King's first target was the smaller and slower Waakzaamheid, which was windward of Furie and thus would have to sail into the wind to link with Pletz's ship. King rapidly closed with the corvette, avoiding contact with the larger Furie as he did so. At 09:00 Sirius came alongside Waakzaamheid and fired a gun at her, prompting van Neirop to immediately surrender. Furie had not attempted to come to the flagship's aid and resistance against the much larger Sirius would have been futile. King despatched boats containing a prize crew and removed most of the prisoners from Waakzaamheid, placing them below decks on Sirius. Once the prize was secure, King immediately set off in pursuit of Furie, which was attempting to flee to the west and had nearly disappeared over the horizon. For the rest of the day the pursuit continued, Furie unable to escape the faster British ship, which steadily gained during the afternoon until at 17:00 was within range of the Dutch frigate.

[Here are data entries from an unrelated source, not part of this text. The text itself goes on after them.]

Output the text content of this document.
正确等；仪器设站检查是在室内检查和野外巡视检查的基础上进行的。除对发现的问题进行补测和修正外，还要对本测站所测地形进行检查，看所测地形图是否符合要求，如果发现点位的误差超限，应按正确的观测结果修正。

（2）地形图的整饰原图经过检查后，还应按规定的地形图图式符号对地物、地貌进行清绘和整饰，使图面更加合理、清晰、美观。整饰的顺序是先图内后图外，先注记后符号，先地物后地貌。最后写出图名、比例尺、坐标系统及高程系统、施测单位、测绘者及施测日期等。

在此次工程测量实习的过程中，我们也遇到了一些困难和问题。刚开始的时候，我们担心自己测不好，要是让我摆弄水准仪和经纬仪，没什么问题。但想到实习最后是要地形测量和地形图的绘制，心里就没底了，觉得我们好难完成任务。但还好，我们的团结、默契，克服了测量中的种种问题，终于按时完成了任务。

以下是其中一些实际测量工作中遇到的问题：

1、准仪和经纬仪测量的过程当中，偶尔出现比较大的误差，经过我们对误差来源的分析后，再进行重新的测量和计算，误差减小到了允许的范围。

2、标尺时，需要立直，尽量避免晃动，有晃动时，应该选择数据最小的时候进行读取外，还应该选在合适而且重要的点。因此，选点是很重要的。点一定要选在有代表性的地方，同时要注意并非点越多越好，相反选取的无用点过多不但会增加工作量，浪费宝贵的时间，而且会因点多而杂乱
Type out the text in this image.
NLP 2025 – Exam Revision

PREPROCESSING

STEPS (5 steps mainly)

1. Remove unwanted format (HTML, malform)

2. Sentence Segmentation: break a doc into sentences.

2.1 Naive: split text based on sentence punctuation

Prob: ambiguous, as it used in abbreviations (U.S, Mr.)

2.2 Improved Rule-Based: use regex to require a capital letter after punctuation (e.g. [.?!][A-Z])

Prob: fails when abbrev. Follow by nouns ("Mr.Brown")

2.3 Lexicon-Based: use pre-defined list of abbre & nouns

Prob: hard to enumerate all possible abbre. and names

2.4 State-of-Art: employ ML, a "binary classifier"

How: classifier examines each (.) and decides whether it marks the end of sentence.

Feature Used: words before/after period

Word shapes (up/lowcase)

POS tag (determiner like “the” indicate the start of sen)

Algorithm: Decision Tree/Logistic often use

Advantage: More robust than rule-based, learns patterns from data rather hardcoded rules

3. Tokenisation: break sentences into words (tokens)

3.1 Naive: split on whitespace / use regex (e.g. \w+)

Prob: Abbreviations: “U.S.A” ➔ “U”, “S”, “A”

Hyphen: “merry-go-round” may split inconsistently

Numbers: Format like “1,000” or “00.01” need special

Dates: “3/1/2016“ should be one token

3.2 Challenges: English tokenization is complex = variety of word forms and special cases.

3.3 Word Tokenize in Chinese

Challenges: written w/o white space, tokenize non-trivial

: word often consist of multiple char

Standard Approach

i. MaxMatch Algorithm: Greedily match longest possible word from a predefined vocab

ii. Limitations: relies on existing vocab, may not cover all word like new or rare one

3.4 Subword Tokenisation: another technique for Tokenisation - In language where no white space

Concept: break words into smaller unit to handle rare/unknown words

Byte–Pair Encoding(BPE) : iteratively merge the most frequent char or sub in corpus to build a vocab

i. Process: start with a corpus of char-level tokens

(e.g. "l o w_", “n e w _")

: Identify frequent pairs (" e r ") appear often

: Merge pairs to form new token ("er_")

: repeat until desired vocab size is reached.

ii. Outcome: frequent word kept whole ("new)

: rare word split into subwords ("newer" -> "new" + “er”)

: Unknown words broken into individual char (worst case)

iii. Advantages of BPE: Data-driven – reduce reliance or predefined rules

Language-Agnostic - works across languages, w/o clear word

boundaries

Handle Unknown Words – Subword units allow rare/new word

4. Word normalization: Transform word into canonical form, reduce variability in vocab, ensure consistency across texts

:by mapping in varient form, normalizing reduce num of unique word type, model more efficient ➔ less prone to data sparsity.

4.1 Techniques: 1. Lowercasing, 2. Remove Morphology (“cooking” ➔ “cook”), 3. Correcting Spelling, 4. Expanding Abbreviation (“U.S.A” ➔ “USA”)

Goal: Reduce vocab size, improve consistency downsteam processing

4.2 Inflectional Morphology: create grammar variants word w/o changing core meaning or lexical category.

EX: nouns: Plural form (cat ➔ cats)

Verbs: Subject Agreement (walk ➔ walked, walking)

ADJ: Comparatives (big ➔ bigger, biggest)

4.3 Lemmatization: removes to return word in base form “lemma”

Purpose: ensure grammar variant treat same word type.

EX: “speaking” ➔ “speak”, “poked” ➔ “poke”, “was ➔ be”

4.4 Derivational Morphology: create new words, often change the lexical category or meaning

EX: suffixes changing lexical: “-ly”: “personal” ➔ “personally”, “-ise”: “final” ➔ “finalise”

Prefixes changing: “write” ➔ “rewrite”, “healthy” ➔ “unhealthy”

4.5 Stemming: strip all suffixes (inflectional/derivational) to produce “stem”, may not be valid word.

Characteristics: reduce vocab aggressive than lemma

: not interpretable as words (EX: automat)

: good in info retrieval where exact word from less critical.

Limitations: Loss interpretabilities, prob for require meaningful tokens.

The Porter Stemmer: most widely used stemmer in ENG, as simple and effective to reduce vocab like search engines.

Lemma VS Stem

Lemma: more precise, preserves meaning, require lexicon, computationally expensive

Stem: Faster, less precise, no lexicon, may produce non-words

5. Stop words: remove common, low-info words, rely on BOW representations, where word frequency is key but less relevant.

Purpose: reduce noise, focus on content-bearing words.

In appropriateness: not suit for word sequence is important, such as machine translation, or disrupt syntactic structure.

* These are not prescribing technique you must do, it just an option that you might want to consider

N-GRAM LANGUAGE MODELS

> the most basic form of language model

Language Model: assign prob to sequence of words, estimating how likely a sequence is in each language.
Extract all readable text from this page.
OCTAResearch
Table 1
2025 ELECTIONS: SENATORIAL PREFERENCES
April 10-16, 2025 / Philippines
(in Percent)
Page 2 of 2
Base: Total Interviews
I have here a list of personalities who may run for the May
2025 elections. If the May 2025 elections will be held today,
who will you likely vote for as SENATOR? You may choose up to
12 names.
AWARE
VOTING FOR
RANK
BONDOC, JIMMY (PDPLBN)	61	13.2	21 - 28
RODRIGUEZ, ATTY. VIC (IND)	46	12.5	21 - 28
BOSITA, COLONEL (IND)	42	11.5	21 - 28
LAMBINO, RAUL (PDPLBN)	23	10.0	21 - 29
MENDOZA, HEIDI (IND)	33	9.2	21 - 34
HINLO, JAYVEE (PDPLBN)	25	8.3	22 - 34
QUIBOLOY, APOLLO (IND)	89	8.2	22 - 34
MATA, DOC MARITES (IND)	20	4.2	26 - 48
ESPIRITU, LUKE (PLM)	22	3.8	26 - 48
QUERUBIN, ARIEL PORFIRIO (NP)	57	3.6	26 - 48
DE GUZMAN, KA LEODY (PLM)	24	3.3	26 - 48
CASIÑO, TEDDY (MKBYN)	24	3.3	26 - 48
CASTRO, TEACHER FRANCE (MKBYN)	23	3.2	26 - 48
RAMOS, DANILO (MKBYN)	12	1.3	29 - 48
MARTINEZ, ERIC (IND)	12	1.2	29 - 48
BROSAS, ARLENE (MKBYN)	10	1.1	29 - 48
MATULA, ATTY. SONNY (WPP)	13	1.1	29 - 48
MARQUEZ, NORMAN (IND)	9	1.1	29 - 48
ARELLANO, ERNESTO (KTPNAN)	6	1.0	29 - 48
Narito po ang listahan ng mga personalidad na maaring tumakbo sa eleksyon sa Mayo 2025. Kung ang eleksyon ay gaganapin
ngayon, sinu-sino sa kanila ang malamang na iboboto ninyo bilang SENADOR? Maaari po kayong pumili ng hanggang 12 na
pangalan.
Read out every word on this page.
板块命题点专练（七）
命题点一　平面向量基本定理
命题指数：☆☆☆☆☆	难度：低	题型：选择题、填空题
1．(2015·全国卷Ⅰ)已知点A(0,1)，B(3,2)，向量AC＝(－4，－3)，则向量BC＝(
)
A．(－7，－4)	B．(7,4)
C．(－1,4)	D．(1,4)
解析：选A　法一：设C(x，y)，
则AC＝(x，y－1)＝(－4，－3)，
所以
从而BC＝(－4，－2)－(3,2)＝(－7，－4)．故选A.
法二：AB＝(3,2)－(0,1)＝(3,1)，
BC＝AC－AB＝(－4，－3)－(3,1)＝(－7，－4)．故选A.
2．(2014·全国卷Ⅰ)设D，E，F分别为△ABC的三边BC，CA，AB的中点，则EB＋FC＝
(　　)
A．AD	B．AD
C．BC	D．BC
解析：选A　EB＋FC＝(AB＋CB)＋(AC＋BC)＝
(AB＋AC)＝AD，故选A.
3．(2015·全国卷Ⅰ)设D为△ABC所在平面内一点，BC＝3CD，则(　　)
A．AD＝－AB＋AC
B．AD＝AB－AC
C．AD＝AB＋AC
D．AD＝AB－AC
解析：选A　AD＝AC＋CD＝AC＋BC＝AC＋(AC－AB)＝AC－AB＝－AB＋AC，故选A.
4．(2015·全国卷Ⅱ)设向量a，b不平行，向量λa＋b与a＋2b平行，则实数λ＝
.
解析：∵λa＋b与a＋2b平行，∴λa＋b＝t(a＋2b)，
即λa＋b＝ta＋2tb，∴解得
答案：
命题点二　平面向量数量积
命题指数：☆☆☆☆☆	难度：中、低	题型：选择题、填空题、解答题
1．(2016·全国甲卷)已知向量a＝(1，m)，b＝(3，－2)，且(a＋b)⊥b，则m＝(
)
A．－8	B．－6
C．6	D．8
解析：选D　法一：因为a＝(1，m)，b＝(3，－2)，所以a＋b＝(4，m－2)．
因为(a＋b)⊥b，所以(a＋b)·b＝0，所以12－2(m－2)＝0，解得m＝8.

King's fire was heavy, but Pletz resisted, responding with his own cannon and continuing his attempts to escape. For half an hour the engagement continued, the distance between the ships varying as Pletz attempted to manoeuvre out of King's range. The British crew were better gunners than the Dutch, and the musketry of the French soldiers aboard had little effect on Sirius as the range between the ships was too great for muskets to be effective. As a result, damage and casualties mounted aboard Furie although Sirius was barely touched, only one shot striking the bowsprit and one man wounded. At approximately 17:30, Pletz surrendered, having lost eight dead and 14 wounded and with his ship badly damaged. King transferred the prisoners and placed a prize crew on Furie before returning to his base at the Nore with his prizes.

==Aftermath==
The capture of the Dutch ships was the end of the final attempt by a continental nation to land troops in Ireland during the French Revolutionary Wars and the Napoleonic Wars that followed them. Furie and Waakzaamheid were both purchased for the Royal Navy, Furie returned to her pre-war name of Wilhelmina and Waakzaamheid under the same name. The corvette was regraded and the number of guns aboard were reduced to 20 as her frame was not deemed strong enough to carry 24. Richard King remained in Sirius until 1802, and subsequently commanded the ship of the line HMS Achille, participating at the Battle of Trafalgar in 1805.